Automatic parsing reads the SQL statements in a node's code to infer scheduling dependencies, adding outputs or ancestor nodes automatically without manual configuration. This topic describes how automatic parsing works for each node type and lists the scenarios where it is not supported.
How automatic parsing works
DataWorks scans the SQL statements in a node's code. Based on the SQL keywords it finds, DataWorks determines what data the node reads and writes:
-
Write statements (CREATE, INSERT, and similar) — DataWorks adds an output to the node. The output name identifies the table the node writes to.
-
Read statements (SELECT) — DataWorks adds an ancestor node to the node. The ancestor node name identifies the upstream table being read.

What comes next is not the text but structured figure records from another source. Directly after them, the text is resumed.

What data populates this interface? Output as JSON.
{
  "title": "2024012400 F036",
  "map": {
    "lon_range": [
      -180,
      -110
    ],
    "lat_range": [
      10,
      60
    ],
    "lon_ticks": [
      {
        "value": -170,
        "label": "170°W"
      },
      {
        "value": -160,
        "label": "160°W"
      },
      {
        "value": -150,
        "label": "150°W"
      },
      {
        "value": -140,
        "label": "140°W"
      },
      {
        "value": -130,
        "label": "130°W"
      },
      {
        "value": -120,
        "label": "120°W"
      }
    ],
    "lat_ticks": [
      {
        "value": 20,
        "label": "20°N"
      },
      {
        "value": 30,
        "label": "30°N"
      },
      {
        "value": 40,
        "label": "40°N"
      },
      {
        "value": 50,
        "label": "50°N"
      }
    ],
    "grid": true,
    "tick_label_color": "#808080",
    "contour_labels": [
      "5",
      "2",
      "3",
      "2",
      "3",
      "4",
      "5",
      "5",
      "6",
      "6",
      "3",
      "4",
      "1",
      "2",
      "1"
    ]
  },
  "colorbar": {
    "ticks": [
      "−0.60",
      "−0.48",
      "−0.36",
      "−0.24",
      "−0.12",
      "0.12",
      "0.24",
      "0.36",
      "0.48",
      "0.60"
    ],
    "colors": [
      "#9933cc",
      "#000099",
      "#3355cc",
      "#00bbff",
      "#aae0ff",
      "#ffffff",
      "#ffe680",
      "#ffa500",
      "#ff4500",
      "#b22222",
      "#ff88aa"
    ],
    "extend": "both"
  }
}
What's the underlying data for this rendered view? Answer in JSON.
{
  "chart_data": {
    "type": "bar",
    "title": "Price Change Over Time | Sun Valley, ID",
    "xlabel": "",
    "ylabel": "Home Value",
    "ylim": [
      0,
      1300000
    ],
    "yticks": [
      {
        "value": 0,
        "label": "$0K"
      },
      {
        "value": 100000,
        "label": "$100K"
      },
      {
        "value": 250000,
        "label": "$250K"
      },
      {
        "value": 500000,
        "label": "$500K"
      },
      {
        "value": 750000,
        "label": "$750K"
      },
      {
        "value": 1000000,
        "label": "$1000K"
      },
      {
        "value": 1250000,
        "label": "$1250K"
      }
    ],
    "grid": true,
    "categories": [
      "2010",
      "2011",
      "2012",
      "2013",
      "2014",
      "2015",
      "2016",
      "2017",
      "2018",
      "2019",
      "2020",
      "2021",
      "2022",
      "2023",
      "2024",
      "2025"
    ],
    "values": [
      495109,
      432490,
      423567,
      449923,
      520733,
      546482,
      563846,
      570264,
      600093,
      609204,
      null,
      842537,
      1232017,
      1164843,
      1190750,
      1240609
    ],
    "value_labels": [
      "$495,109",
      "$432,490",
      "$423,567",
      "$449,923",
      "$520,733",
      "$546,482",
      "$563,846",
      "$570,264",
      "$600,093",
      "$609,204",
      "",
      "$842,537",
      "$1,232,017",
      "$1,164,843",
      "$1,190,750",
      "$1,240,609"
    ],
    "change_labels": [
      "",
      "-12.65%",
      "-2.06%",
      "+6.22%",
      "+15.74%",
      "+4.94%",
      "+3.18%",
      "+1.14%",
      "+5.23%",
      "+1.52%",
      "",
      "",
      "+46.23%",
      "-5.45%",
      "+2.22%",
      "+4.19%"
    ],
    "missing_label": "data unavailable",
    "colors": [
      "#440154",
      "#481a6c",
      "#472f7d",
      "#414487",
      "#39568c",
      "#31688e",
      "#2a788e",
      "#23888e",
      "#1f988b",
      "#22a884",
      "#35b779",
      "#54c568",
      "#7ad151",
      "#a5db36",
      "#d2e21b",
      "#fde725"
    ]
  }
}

For example, if Node A writes to orders_clean and Node B reads from orders_clean, DataWorks automatically sets Node A as an ancestor of Node B — no manual dependency configuration needed.
Configuration by node type
The following table shows which SQL statements trigger automatic parsing and the format of the output or ancestor node name that DataWorks generates.
| Node type | SQL statement | What DataWorks adds | Output name format |
|---|---|---|---|
| ODPS node | CREATE, INSERT | Output | odps_project_name.table_name |
| ODPS node | SELECT | Ancestor node | project_name.table_name |
| SQL node (non-ODPS) | CREATE, INSERT, ALTER, UPDATE | Output | See the table below |
| SQL node (non-ODPS) | SELECT | Ancestor node | project_name.table_name |
| Batch synchronization node | All | Not supported | Manually configure scheduling dependencies |
Output name formats for non-ODPS SQL nodes:
| Engine | Format |
|---|---|
| E-MapReduce (EMR) | workspace_name.db_name.table_name |
| AnalyticDB for PostgreSQL | workspace_name.db_name.schema_name.table_name |
| AnalyticDB for MySQL | workspace_name.db_name.schema_name.table_name |
| Hologres | workspace_name.db_name.schema_name.table_name |
Name format components:
| Placeholder | Description |
|---|---|
odps_project_name |
The DataWorks workspace to which the ODPS node belongs |
project_name |
The workspace that owns the node generating the table |
workspace_name |
The DataWorks workspace to which the node belongs |
db_name |
The database to which the data is written |
schema_name |
The schema of the node |
table_name |
The name of the generated table |
Limitations
Automatic parsing does not apply in the following scenarios. In these cases, manually add the table to the node's Output.
Unsupported node types
Some node types do not support automatic parsing. For example, batch synchronization nodes and AnalyticDB for PostgreSQL nodes cannot use automatic parsing to configure scheduling dependencies. Tables generated by these nodes must be manually added to the node outputs.
To check whether a specific node type supports automatic parsing, open the node in the DataWorks console and inspect its configuration.
Temporary tables
Temporary tables created by SQL statements are not parsed automatically. For example, if your workspace treats tables with a t_ prefix as temporary tables, those tables cannot be automatically added to Output or Parent Nodes. Manually add them where required.
Tables generated by synchronization nodes
After a synchronization node generates a table, manually add the table as the node output in the projectname.tablename format. Once the output is added, descendant nodes that read from the table can use automatic parsing to configure their own scheduling dependencies.